Une telle conviction de la part de l’Abkhazie suggère que même si les limitations ci-dessus avaient été résolues et si des consultations avaient eu lieu avant la publication des propositions, celles-ci n’auraient toujours pas été acceptées. En fait, selon un discours populaire, l'ensemble de la proposition est une relation de presse visant à gagner la faveur des alliés occidentaux de la Géorgie, plutôt qu'un plan destiné aux citoyens abkhazes et sud-ossètes.

L'initiative de la Géorgie n'a pas d'élément politique et utilise un langage relativement neutre, mais elle est sérieusement détachée de la réalité sur le terrain. Il serait au moins plus efficace que les propositions ne soient pas qualifiées d '"initiatives de paix" - l'Abkhazie se considérant désormais en paix. Le plan appelle à la nécessité de modifier la loi sur les territoires occupés, mais cette loi est considérée par la plupart des Abkhazes comme l’un des principaux obstacles à son développement économique et beaucoup souhaitent qu’elle soit abolie.

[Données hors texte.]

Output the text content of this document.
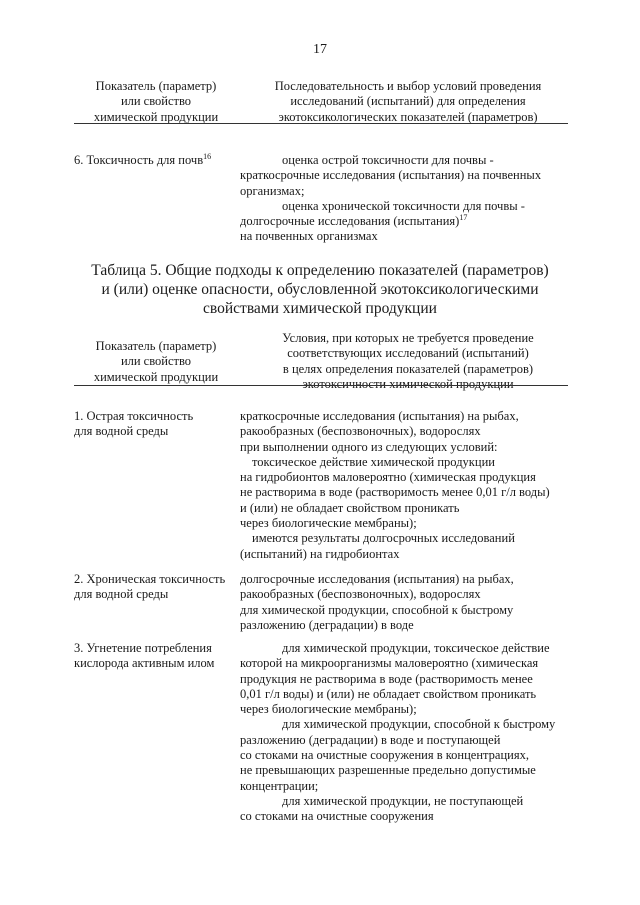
17
Показатель (параметр)
или свойство
химической продукции
Последовательность и выбор условий проведения
исследований (испытаний) для определения
экотоксикологических показателей (параметров)
6. Токсичность для почв$^{16}$	оценка острой токсичности для почвы -
краткосрочные исследования (испытания) на почвенных
организмах;
оценка хронической токсичности для почвы -
долгосрочные исследования (испытания)$^{17}$
на почвенных организмах
Таблица 5. Общие подходы к определению показателей (параметров)
и (или) оценке опасности, обусловленной экотоксикологическими
свойствами химической продукции
Показатель (параметр)
или свойство
химической продукции
Условия, при которых не требуется проведение
соответствующих исследований (испытаний)
в целях определения показателей (параметров)
экотоксичности химической продукции
1. Острая токсичность
для водной среды
краткосрочные исследования (испытания) на рыбах,
ракообразных (беспозвоночных), водорослях
при выполнении одного из следующих условий:
токсическое действие химической продукции
на гидробионтов маловероятно (химическая продукция
не растворима в воде (растворимость менее 0,01 г/л воды)
и (или) не обладает свойством проникать
через биологические мембраны);
имеются результаты долгосрочных исследований
(испытаний) на гидробионтах
2. Хроническая токсичность
для водной среды
долгосрочные исследования (испытания) на рыбах,
ракообразных (беспозвоночных), водорослях
для химической продукции, способной к быстрому
разложению (деградации) в воде
3. Угнетение потребления
кислорода активным илом
для химической продукции, токсическое действие
которой на микроорганизмы маловероятно (химическая
продукция не растворима в воде (растворимость менее
0,01 г/л воды) и (или) не обладает свойством проникать
через биологические мембраны);
для химической продукции, способной к быстрому
разложению (деградации) в воде и поступающей
со стоками на очистные сооружения в концентрациях,
не превышающих разрешенные предельно допустимые
концентрации;
для химической продукции, не поступающей
со стоками на очистные сооружения
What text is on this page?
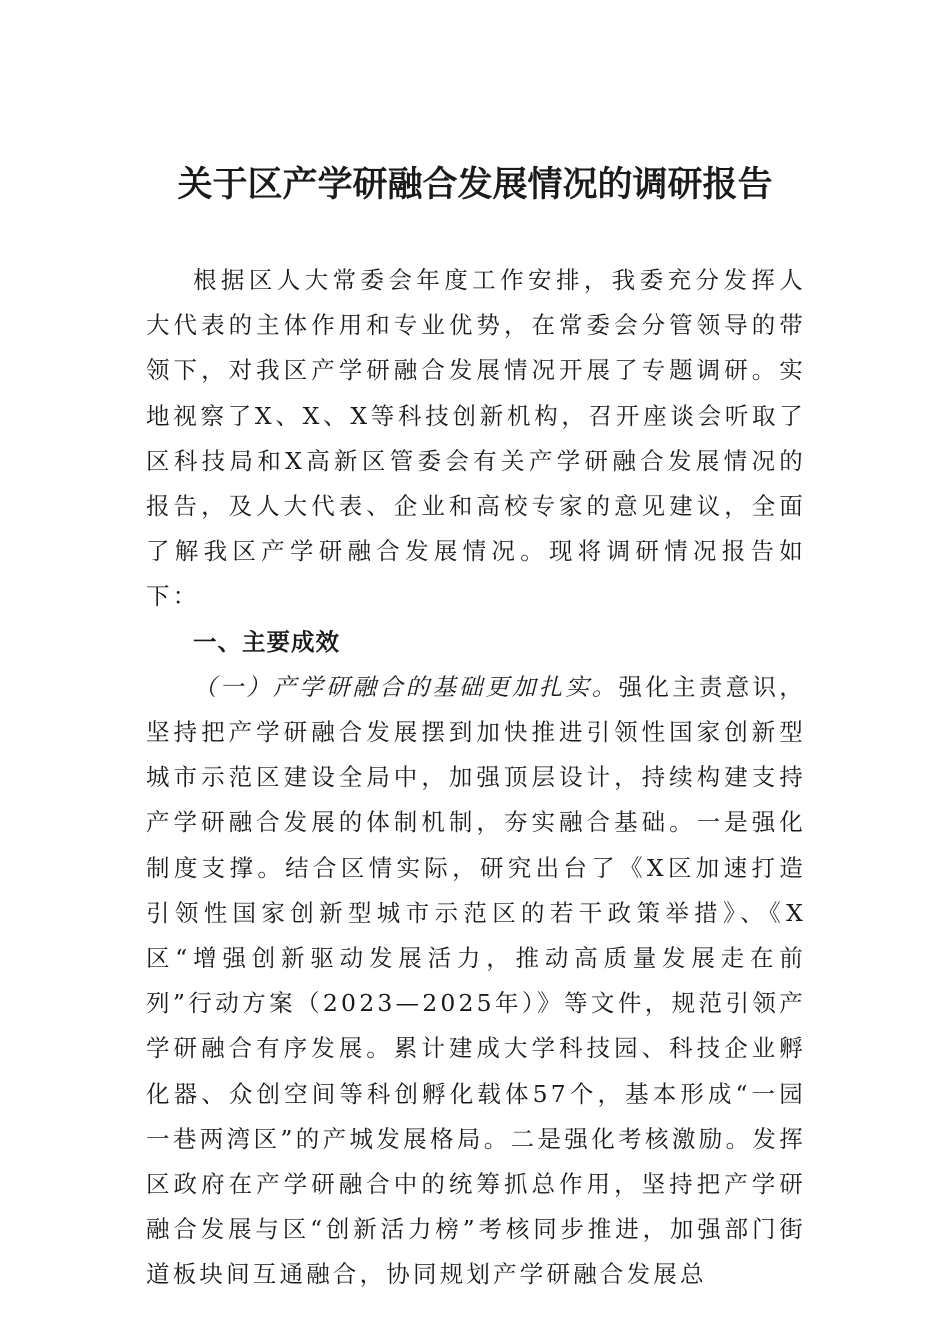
关于区产学研融合发展情况的调研报告

根据区人大常委会年度工作安排，我委充分发挥人大代表的主体作用和专业优势，在常委会分管领导的带领下，对我区产学研融合发展情况开展了专题调研。实地视察了X、X、X等科技创新机构，召开座谈会听取了区科技局和X高新区管委会有关产学研融合发展情况的报告，及人大代表、企业和高校专家的意见建议，全面了解我区产学研融合发展情况。现将调研情况报告如下：

一、主要成效

（一）产学研融合的基础更加扎实。强化主责意识，坚持把产学研融合发展摆到加快推进引领性国家创新型城市示范区建设全局中，加强顶层设计，持续构建支持产学研融合发展的体制机制，夯实融合基础。一是强化制度支撑。结合区情实际，研究出台了《X区加速打造引领性国家创新型城市示范区的若干政策举措》、《X区“增强创新驱动发展活力，推动高质量发展走在前列”行动方案（2023—2025年）》等文件，规范引领产学研融合有序发展。累计建成大学科技园、科技企业孵化器、众创空间等科创孵化载体57个，基本形成“一园一巷两湾区”的产城发展格局。二是强化考核激励。发挥区政府在产学研融合中的统筹抓总作用，坚持把产学研融合发展与区“创新活力榜”考核同步推进，加强部门街道板块间互通融合，协同规划产学研融合发展总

Un ensemble de mesures unilatérales soutenant le développement et l'accès des résidents abkhazes au monde entier sans être intégrées à une proposition politique créerait des incitations pour l'Abkhazie, ce qui pourrait éventuellement amener les deux parties à résoudre le problème encore plus difficile de la création d'un État. Mais ce n’est pas la politique géorgienne et, avec l’approche actuelle, il n’y aura jamais de résolution de conflit.